A French woman who killed the man who raped her for years as her stepfather before becoming her husband and pimp goes on trial for murder on Monday.
The case has mobilised defenders of women against male violence, with hundreds of thousands of people signing a petition for her release.
"I had to put an end to it," Valerie Bacot, 40, wrote in her book called "Everybody Knew", adding: "I was afraid, all the time."
Bacot was 12 when her mother's partner, Daniel Polette, who was 25 years her senior, raped her for the first time.
He was sent to prison, but after his release returned and resumed the serial rapes.

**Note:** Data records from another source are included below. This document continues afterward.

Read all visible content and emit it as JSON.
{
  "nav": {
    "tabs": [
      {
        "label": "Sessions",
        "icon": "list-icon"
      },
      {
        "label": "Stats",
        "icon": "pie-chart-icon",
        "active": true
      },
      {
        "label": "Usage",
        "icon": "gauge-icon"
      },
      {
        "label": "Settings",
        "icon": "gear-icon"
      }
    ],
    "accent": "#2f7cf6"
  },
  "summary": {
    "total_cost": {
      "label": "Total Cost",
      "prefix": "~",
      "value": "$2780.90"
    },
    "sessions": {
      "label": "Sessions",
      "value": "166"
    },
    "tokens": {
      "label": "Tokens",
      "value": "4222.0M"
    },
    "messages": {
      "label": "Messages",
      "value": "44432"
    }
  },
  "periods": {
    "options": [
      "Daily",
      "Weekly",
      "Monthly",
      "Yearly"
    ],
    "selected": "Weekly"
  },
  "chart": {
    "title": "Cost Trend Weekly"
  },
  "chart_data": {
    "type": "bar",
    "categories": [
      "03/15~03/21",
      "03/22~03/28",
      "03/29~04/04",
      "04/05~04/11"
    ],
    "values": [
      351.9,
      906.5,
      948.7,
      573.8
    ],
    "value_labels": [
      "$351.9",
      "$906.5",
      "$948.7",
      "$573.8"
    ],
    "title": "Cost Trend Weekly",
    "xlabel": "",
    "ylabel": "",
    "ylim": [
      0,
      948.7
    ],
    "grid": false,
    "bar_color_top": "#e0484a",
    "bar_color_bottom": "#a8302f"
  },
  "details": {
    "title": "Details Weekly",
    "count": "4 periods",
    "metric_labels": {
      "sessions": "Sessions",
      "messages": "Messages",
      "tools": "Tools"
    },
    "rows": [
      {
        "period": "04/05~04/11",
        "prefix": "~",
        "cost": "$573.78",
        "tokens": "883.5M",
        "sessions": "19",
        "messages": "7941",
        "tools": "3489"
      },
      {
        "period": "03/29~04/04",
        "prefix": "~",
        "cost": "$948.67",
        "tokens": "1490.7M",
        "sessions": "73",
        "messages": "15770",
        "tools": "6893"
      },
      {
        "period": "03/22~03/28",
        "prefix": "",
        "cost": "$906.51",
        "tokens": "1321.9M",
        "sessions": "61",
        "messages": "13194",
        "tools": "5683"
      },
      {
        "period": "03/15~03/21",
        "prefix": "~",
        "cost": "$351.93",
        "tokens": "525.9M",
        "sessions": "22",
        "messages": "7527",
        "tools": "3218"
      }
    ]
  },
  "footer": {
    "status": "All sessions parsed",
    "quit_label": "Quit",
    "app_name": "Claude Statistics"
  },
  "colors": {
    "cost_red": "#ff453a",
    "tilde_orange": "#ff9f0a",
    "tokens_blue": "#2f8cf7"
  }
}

At 17, Bacot became pregnant, got thrown out of the house by her alcoholic mother, and went to live with Polette.
Polette, also a heavy drinker, became increasingly violent, attacking her with a hammer at one point.
He later ordered her to work as a prostitute for truck drivers passing through, using a Peugeot people carrier.
Investigators established that Polette threatened to kill her if she refused, pointing a gun at her many times.
When Polette started questioning her 14-year old daughter Karline about her budding sexuality, Bacot said she decided that "this has to stop".
On March 2016, after Polette ordered his wife to undergo yet another sexual humiliation by a client, she used the pistol that he kept hidden in the car to kill him with a single bullet to the back of the neck.
Bacot hid the body with the help of two of her four children. In October 2017 she was arrested, confessed and one year later released pending her trial while remaining under judicial control.
Her lawyers said "the extreme violence that she suffered for 25 years and the fear that her daughter would be next" pushed her to kill Polette.
The same lawyers, Janine Bonaggiunta and Nathalie Tomasini, had already defended Jacqueline Sauvage, a French woman who was sentenced to 10 years in prison for killing her abusive husband but won a presidential pardon in 2016 after becoming a symbol for the fight against violence directed at women.
"These women who are victims of violence have no protection. The judiciary is still too slow, not reactive enough and too lenient towards the perpetrators who can continue to exercise their violent power," Bonaggiunta told AFP.
"This is precisely what can push a desperate woman to kill in order to survive," she said.
Bacot was "certain that she needed to commit this act to protect her children", a court evaluation found.
More than 500,000 people have signed a petition demanding that Bacot, who risks life in prison for murder, be cleared of the charge.
The trial in Chalon-sur-Saone, in France's central Burgundy region, is due to run through Friday.